At the same time, we note that the three-pronged strategy is boding well for the company’s growth performance. Moreover, the MTS acquisition has provided a firm foundation to compete in the non-acute care market. In addition, multi-med medication adherence solutions continue to do well in Europe with over 500,000 patients receiving the prescriptions for medication adherence solutions each week. While top-line synergy from the MTS acquisition was a major catalyst, several contract wins in the domestic and offshore market are likely to boost organic growth going ahead.
However, we are concerned with rising product costs and operating expenses. The company expects this escalation to continue even in the coming quarter as unfavorable product mix will lead to drag in gross margin.

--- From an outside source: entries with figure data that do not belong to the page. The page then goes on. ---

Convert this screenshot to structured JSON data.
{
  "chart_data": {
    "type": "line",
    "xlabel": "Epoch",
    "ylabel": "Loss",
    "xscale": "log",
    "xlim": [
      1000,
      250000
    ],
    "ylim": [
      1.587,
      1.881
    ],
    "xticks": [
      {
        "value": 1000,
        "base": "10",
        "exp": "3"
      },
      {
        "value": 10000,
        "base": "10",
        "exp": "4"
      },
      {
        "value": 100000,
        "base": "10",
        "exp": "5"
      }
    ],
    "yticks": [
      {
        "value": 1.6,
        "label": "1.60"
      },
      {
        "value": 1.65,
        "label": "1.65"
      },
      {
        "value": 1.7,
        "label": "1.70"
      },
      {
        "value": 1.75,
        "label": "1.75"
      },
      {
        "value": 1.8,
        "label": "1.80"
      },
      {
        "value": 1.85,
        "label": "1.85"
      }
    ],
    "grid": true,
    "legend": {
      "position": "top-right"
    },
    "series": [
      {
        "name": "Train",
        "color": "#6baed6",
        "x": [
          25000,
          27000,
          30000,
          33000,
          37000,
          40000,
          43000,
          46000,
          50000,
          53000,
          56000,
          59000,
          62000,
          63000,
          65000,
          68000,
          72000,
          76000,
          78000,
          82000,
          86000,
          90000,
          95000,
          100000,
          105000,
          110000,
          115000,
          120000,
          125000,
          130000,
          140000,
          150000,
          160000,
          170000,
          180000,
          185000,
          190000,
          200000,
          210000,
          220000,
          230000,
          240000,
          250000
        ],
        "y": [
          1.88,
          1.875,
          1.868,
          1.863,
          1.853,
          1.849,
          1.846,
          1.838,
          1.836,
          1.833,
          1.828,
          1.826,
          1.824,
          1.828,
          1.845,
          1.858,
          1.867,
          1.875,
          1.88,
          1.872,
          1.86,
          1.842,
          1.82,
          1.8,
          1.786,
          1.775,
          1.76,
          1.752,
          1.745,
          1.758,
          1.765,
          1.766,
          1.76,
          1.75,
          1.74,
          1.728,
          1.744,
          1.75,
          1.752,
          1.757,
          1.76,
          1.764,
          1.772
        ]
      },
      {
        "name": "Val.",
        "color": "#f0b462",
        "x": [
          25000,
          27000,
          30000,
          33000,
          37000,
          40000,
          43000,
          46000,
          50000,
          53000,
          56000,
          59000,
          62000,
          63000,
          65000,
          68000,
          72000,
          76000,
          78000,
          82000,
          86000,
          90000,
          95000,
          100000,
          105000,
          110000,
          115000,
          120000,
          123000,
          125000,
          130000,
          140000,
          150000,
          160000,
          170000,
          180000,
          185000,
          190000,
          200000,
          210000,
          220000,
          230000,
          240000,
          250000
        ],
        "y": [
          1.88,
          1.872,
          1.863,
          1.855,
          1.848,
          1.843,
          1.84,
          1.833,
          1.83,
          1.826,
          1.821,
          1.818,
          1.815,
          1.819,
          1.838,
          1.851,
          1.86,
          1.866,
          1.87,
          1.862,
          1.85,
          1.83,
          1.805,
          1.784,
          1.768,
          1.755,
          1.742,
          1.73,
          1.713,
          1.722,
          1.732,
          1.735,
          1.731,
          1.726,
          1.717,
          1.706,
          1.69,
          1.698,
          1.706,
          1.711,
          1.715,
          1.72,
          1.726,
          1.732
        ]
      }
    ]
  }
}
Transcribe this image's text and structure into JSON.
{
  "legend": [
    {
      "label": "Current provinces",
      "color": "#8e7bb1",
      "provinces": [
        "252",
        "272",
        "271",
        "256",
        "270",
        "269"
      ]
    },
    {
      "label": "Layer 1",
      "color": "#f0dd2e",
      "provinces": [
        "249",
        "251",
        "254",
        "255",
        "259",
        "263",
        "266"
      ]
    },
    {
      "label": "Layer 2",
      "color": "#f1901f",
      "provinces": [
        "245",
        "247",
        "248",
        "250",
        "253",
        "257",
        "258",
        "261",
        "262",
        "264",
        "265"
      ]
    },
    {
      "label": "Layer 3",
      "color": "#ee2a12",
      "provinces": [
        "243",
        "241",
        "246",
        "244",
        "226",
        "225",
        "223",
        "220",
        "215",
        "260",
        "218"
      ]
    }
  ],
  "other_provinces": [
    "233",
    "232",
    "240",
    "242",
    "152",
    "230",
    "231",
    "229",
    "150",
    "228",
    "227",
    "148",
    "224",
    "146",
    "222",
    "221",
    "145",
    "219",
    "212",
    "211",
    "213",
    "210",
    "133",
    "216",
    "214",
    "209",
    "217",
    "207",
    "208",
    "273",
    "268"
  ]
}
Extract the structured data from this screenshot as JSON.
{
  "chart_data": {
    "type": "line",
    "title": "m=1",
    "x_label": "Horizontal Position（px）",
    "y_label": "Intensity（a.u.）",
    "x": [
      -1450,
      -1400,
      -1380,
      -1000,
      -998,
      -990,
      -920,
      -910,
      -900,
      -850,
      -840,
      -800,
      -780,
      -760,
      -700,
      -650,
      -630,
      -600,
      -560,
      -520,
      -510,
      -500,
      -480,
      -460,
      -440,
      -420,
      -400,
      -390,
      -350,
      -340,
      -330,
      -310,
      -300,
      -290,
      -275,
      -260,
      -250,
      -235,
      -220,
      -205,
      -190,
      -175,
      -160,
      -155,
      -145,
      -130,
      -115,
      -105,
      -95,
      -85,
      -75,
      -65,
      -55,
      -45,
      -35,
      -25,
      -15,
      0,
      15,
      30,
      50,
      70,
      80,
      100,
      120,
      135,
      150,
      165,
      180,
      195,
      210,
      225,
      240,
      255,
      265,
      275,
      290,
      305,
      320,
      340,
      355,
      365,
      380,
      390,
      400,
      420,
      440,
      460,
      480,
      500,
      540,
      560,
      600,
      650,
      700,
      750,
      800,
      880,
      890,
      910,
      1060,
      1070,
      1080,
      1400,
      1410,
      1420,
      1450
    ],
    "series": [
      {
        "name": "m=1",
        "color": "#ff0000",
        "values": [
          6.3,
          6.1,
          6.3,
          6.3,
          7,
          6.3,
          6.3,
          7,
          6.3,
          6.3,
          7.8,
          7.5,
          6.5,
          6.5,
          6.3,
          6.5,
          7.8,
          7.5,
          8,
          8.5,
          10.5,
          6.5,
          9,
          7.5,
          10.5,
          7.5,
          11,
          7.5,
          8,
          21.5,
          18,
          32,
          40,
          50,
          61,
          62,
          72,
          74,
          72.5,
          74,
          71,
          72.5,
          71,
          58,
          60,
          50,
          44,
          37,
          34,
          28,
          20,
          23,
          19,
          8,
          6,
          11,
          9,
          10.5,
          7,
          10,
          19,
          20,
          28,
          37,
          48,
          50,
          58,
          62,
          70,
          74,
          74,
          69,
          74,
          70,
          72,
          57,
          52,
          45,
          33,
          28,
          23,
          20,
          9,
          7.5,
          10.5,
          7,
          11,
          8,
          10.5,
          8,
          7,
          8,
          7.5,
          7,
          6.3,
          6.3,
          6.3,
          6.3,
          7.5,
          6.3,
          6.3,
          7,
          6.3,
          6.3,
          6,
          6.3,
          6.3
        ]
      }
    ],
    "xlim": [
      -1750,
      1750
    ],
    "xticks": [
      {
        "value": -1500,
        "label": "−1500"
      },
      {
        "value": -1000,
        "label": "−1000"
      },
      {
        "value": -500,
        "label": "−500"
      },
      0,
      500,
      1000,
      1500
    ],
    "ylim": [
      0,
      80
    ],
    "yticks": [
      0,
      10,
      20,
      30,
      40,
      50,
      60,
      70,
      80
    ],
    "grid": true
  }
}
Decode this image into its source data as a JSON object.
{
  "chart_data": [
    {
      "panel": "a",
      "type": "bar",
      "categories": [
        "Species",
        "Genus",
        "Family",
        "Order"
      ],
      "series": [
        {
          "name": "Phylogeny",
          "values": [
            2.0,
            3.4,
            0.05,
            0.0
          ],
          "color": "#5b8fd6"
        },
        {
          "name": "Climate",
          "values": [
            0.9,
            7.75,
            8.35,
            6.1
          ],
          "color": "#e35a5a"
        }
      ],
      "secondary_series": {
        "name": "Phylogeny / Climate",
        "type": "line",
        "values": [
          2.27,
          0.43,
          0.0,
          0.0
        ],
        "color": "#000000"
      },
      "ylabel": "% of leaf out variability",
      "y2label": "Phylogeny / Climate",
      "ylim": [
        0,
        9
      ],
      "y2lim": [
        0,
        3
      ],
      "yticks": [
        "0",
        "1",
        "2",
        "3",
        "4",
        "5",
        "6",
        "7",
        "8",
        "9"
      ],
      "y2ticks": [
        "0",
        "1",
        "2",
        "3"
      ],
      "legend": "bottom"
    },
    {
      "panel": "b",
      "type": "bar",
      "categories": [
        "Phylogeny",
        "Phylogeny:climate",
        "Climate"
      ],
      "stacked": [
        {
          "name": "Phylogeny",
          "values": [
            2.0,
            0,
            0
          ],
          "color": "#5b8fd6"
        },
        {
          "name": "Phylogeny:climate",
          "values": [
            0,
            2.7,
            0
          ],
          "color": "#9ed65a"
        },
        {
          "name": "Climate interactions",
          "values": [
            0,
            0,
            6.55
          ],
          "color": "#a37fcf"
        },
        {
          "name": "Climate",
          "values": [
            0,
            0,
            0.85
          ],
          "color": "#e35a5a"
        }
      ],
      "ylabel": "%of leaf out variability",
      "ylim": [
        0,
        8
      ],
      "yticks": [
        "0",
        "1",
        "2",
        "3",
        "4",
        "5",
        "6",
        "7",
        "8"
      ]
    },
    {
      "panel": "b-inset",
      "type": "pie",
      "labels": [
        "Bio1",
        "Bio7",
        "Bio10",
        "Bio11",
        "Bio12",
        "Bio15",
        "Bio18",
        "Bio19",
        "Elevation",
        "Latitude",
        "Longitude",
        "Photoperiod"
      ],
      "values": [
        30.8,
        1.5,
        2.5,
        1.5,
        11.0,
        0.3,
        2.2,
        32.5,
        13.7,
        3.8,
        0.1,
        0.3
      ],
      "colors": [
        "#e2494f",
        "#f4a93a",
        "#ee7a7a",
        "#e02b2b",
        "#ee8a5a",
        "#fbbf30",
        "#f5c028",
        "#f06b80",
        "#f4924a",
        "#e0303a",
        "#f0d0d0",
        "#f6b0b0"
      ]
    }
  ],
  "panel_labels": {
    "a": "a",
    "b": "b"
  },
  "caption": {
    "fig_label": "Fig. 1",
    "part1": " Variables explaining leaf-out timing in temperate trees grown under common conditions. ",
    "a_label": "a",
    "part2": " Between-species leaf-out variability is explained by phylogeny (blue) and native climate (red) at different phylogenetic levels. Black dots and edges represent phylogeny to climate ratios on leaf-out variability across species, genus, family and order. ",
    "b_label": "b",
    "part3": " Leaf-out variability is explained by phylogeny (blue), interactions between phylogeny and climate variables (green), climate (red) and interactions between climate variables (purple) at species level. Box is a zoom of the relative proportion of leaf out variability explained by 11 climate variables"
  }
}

Although the three-pronged strategy of domestic expansion, selective acquisitions and targeted international expansion is expected to yield positive results, near-term visibility is still a matter of question. Constrained hospital spending also remains a major headwind for the company. The ongoing hospital consolidation trend that might alter Omnicell’s client base warrants caution. Moreover, the company faces intense competition in the medication management and supply chain solutions market rampant with larger players.
The stock currently carries a Zacks Rank #2 (Buy).
Key Picks from the Sector
Nonetheless, medical stocks such as Natus Medical Inc. (BABY), AngioDynamics Inc. (ANGO) and ABIOMED, Inc. (ABMD) are expected to do well. While BABY carries a Zacks Rank #1 (Strong Buy), ANGO and ABMD hold a Zacks Rank #2 (Buy).